The immediate problem here is that we currently have a “no open ports” policy, which if we’re going to give the users the opportunity to establish ad-hoc networks is almost certainly a very good thing. We already have exceptions for that policy for DNS and DHCP, it may be that Avahi (mDNS) joins that list. Another option is a “mobile-phone like” interface for enabling and disabling discovery and sharing.

Bluetooth

I don’t think we should stop discovery and sharing at 802.* networking either. Linux actually has a pretty decent bluetooth stack, it’s something that we should start taking advantage of.

Your computer should be able to discover paired or known bluetooth devices when in range without intervention and communicate with them.

If I attempt to establish a network connection, and my phone is nearby, that should be offered as a method for getting on the Internet. If possible, it should also be offered through telepathy as a method for contacting people in my address book!

Synchronisation

These technologies together give us a really big possibility, automatic synchronisation of user’s information.

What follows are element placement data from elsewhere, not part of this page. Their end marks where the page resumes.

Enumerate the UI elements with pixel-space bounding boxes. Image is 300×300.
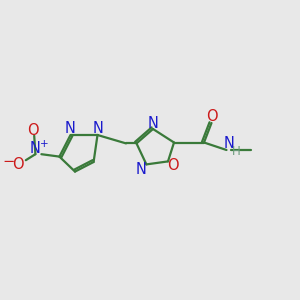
Text: N: N (64, 121, 75, 136)
Text: −: − (3, 154, 15, 169)
Text: N: N (136, 162, 146, 177)
Text: O: O (168, 158, 179, 173)
Text: N: N (224, 136, 234, 152)
Text: O: O (27, 123, 38, 138)
Text: O: O (207, 110, 218, 124)
Text: +: + (40, 139, 48, 149)
Text: O: O (12, 157, 23, 172)
Text: N: N (30, 141, 41, 156)
Text: H: H (232, 145, 241, 158)
Text: N: N (148, 116, 158, 130)
Text: N: N (93, 121, 104, 136)
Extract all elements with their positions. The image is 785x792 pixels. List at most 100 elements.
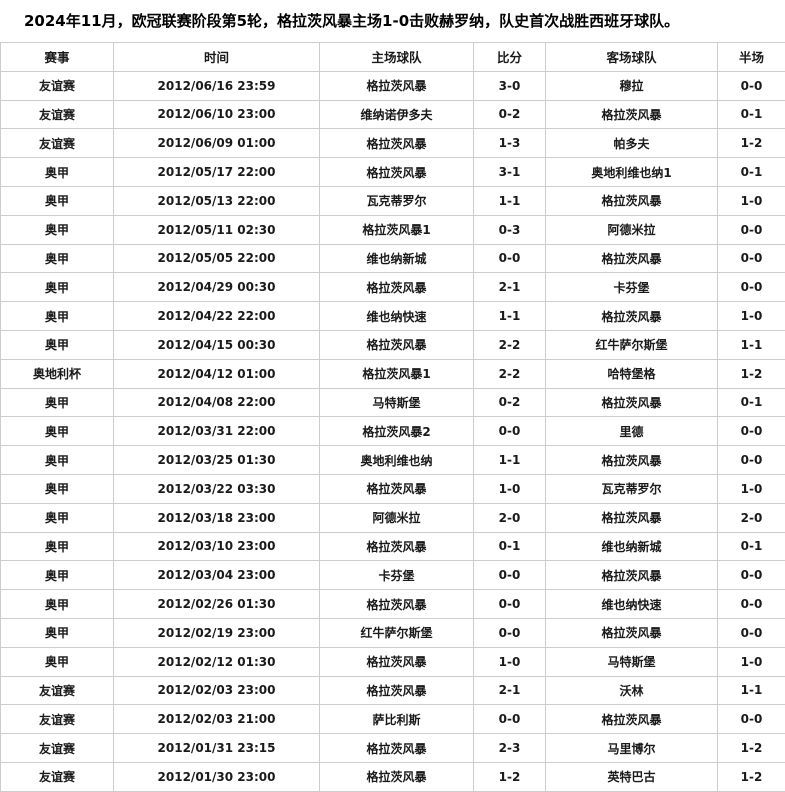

When I bring my laptop home, it should automatically update my desktop with any changes I’ve made to my address book or calendar, and any shared files, etc.

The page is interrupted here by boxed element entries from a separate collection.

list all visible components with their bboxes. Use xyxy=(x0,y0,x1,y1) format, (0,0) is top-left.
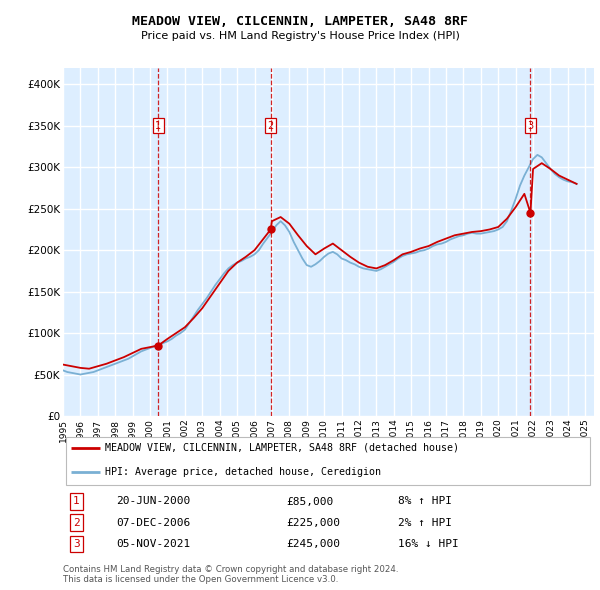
Text: 1: 1 xyxy=(155,121,161,131)
Text: £225,000: £225,000 xyxy=(286,518,340,527)
FancyBboxPatch shape xyxy=(65,437,590,484)
Text: Contains HM Land Registry data © Crown copyright and database right 2024.
This d: Contains HM Land Registry data © Crown c… xyxy=(63,565,398,584)
Text: Price paid vs. HM Land Registry's House Price Index (HPI): Price paid vs. HM Land Registry's House … xyxy=(140,31,460,41)
Text: £85,000: £85,000 xyxy=(286,497,333,506)
Text: 8% ↑ HPI: 8% ↑ HPI xyxy=(398,497,452,506)
Text: 07-DEC-2006: 07-DEC-2006 xyxy=(116,518,190,527)
Text: MEADOW VIEW, CILCENNIN, LAMPETER, SA48 8RF (detached house): MEADOW VIEW, CILCENNIN, LAMPETER, SA48 8… xyxy=(106,443,460,453)
Text: 2: 2 xyxy=(73,518,80,527)
Text: £245,000: £245,000 xyxy=(286,539,340,549)
Text: HPI: Average price, detached house, Ceredigion: HPI: Average price, detached house, Cere… xyxy=(106,467,382,477)
Text: 3: 3 xyxy=(527,121,533,131)
Text: 16% ↓ HPI: 16% ↓ HPI xyxy=(398,539,458,549)
Text: MEADOW VIEW, CILCENNIN, LAMPETER, SA48 8RF: MEADOW VIEW, CILCENNIN, LAMPETER, SA48 8… xyxy=(132,15,468,28)
Text: 2% ↑ HPI: 2% ↑ HPI xyxy=(398,518,452,527)
Text: 20-JUN-2000: 20-JUN-2000 xyxy=(116,497,190,506)
Text: 3: 3 xyxy=(73,539,80,549)
Text: 1: 1 xyxy=(73,497,80,506)
Text: 2: 2 xyxy=(268,121,274,131)
Text: 05-NOV-2021: 05-NOV-2021 xyxy=(116,539,190,549)
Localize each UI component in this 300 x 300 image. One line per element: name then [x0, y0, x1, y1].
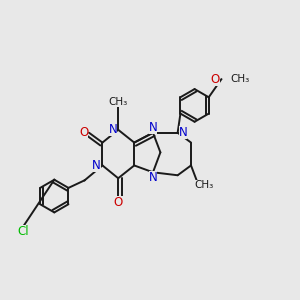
Text: O: O: [114, 196, 123, 209]
Text: N: N: [148, 171, 157, 184]
Text: CH₃: CH₃: [109, 97, 128, 107]
Text: Cl: Cl: [18, 225, 29, 238]
Text: N: N: [148, 121, 157, 134]
Text: O: O: [211, 73, 220, 86]
Text: N: N: [92, 159, 101, 172]
Text: N: N: [109, 123, 117, 136]
Text: N: N: [178, 126, 188, 139]
Text: CH₃: CH₃: [194, 180, 214, 190]
Text: O: O: [79, 126, 88, 139]
Text: CH₃: CH₃: [230, 74, 249, 84]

Likewise it should be automatically be updated with any changes made on the network, to a company address book on a server, for example.

And why stop there? Don’t use share your music, synchronise it so that your laptop, desktop and iPod have the same selection available at all times.

Hassle-free backups is an obvious win here.

But we’re stopping again. Why is my mobile phone, and PDA excluded from this? Via bluetooth, my address book and calendar should be automatically updated from these and these should be automatically updated themselves.

If I add a new number to my phone’s memory, it should appear in my computer address book; and my computer should offer me the ability to contact that person (using VoIP, for example).